Wären damit die drängendsten Probleme gelöst?

Nein, selbstverständlich sind weitergehende Maßnahmen zur Verkehrsentlastung denkbar und alle Möglichkeiten sollten von den Verantwortlichen geprüft und ausgeschöpft werden. Zudem ist unser Wunsch, dass die beteiligten Stellen alles versuchen, im Sinne einer tatsächlichen und nachhaltigen Entlastung der betroffenen Anlieger, die Verfahren insgesamt spürbar zu beschleunigen.

Welche Schritte sind aus Sicht der BI vorrangig zu machen, damit kurzfristig die Auflagen des Landes erfüllt werden?

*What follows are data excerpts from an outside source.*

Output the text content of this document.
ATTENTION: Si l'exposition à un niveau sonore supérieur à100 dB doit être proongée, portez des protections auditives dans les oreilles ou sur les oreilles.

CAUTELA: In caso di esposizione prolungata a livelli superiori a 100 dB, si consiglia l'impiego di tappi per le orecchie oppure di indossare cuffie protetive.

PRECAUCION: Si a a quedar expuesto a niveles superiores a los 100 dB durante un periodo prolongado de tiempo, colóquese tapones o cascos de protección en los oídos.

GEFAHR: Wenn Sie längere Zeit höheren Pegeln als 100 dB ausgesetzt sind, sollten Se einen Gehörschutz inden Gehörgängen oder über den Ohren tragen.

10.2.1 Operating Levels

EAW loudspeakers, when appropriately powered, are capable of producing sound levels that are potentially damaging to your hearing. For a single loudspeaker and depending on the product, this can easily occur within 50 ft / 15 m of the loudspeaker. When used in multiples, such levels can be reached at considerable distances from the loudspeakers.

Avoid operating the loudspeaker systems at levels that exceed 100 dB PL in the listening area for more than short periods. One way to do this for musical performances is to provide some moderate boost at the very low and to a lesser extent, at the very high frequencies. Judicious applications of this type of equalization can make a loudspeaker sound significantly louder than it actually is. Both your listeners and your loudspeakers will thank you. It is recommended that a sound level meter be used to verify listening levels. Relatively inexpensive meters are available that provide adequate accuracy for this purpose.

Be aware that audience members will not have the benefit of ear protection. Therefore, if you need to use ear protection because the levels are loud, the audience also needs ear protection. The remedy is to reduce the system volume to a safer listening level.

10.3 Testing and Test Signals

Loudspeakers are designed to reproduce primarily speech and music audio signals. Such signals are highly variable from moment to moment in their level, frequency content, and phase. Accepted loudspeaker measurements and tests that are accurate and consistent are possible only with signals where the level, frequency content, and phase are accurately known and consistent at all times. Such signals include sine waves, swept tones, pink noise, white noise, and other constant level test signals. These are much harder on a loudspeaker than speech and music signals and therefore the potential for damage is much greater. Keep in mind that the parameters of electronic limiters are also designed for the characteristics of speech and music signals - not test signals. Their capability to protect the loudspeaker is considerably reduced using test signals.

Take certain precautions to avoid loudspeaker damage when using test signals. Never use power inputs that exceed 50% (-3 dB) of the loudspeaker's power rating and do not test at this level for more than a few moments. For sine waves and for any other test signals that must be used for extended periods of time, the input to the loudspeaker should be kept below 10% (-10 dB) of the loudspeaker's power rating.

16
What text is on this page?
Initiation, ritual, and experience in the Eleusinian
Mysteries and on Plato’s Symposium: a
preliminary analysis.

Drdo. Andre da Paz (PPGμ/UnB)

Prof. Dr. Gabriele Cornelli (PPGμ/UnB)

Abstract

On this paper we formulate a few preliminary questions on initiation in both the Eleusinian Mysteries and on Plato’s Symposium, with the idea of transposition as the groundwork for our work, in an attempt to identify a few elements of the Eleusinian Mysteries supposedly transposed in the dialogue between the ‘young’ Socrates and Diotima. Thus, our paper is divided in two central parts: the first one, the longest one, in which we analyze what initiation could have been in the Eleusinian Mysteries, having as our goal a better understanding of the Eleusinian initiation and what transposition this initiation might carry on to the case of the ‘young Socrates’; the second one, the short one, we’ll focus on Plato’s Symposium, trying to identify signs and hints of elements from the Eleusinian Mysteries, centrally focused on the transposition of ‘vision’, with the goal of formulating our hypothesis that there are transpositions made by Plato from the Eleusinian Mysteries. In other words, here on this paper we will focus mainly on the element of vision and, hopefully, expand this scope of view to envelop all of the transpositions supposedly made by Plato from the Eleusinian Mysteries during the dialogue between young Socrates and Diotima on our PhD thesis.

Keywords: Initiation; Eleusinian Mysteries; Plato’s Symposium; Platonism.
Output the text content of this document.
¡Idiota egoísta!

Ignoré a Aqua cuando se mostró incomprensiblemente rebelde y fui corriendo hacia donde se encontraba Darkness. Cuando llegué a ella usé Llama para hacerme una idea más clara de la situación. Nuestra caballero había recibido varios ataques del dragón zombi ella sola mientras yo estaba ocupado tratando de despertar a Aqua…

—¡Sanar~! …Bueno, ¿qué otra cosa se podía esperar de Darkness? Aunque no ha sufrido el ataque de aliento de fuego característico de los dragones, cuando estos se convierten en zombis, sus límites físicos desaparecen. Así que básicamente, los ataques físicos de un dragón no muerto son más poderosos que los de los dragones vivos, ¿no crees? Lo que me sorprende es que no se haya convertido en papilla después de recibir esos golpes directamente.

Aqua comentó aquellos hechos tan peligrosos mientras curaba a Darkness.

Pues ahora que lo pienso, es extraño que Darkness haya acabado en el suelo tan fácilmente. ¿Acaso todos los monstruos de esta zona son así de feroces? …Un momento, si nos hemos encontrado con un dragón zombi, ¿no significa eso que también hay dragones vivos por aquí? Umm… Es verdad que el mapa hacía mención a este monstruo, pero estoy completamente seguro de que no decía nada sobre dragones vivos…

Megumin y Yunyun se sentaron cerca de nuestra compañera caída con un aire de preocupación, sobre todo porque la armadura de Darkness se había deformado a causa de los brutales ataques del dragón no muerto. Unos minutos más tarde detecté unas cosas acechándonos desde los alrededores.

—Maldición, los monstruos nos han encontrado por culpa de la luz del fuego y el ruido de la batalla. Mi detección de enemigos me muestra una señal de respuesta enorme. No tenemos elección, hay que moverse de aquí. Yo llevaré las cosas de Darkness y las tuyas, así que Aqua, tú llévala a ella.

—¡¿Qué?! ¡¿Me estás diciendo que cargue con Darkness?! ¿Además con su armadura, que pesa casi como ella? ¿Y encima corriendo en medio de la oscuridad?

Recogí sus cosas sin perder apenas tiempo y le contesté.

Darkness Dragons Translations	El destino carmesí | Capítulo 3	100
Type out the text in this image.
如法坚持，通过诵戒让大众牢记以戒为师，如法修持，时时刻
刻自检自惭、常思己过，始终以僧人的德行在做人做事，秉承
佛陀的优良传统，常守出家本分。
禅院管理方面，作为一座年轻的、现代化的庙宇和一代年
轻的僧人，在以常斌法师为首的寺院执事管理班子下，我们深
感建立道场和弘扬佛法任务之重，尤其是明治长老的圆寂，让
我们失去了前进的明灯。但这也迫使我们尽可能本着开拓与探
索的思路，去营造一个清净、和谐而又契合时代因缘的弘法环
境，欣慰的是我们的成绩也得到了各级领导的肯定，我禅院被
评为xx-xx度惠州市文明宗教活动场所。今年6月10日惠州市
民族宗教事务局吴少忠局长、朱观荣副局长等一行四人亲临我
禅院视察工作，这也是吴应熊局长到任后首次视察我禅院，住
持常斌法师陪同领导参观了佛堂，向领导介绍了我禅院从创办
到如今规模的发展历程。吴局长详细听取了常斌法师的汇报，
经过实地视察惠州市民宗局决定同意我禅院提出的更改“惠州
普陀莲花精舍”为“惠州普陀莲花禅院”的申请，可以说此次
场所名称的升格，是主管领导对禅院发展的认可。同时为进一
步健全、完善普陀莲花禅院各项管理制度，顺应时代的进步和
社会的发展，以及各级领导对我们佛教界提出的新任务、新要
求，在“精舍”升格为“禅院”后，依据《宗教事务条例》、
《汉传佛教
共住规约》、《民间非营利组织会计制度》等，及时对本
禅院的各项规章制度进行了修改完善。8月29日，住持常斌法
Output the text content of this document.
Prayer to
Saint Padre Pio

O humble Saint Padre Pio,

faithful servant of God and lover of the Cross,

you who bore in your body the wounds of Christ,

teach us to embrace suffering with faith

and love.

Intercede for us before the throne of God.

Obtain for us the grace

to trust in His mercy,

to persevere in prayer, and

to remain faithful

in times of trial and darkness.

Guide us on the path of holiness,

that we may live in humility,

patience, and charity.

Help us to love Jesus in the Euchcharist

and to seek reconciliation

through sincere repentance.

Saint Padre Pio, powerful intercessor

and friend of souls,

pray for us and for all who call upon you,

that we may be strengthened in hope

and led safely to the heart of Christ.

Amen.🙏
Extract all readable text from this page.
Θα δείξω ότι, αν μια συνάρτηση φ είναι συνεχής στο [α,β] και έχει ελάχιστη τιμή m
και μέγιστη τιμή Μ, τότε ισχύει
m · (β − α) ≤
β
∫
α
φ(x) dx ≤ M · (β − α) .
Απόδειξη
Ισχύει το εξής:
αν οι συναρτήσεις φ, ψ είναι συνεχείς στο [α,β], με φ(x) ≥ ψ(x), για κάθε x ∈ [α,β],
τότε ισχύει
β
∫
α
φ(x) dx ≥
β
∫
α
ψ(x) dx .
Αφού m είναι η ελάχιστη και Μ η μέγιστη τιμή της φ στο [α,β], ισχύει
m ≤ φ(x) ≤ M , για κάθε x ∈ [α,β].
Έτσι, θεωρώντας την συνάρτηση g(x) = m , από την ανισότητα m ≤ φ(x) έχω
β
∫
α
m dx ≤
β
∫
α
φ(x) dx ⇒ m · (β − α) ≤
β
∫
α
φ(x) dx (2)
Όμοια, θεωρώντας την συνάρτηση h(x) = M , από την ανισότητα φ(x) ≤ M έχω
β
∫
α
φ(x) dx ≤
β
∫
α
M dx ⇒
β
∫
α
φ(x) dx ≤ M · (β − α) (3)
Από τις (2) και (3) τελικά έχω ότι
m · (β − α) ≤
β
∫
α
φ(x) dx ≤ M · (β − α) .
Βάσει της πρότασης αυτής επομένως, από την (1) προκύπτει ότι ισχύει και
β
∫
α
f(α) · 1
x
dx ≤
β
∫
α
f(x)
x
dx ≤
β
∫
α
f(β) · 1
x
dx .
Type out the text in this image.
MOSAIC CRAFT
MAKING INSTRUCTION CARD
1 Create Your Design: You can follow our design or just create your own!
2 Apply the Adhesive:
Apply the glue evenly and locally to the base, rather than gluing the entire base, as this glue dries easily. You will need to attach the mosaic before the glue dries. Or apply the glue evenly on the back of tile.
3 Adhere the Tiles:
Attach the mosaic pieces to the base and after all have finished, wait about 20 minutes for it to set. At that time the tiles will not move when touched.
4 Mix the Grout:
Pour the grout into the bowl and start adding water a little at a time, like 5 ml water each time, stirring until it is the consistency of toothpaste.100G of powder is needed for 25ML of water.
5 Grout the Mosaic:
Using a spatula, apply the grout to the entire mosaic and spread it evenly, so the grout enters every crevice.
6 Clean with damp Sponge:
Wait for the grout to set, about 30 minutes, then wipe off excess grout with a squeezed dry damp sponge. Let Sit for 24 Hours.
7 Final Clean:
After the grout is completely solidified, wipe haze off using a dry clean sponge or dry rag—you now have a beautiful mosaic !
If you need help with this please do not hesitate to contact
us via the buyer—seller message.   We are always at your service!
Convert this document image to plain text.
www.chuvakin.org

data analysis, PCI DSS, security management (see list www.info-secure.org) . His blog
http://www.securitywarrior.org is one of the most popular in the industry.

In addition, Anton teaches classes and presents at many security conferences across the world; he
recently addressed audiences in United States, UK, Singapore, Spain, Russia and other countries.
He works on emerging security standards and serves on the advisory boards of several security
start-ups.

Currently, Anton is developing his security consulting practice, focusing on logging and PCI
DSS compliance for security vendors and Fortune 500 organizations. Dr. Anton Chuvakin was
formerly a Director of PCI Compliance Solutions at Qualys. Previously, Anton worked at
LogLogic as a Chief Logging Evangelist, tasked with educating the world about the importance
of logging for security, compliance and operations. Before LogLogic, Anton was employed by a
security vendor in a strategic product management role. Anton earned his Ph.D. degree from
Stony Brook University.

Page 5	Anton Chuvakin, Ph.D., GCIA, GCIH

Die bisherige Planung der ortsnahen Nordtrasse kann aus unserer Sicht so nicht bestehen bleiben, weil inzwischen durch Neubaumaßnahmen der erforderliche Platz dafür nicht mehr vorhanden ist. Zudem würden die Emissionen mit der bestehenden Planung lediglich innerhalb des Ortes verlagert werden. Auch haben sich bereits Widerstände geregt, die in Form einer Gegen-BI die Umsetzung der alten Planung verhindern wollen. Wir sehen dadurch die vom Land geforderte Rechtssicherheit infrage gestellt.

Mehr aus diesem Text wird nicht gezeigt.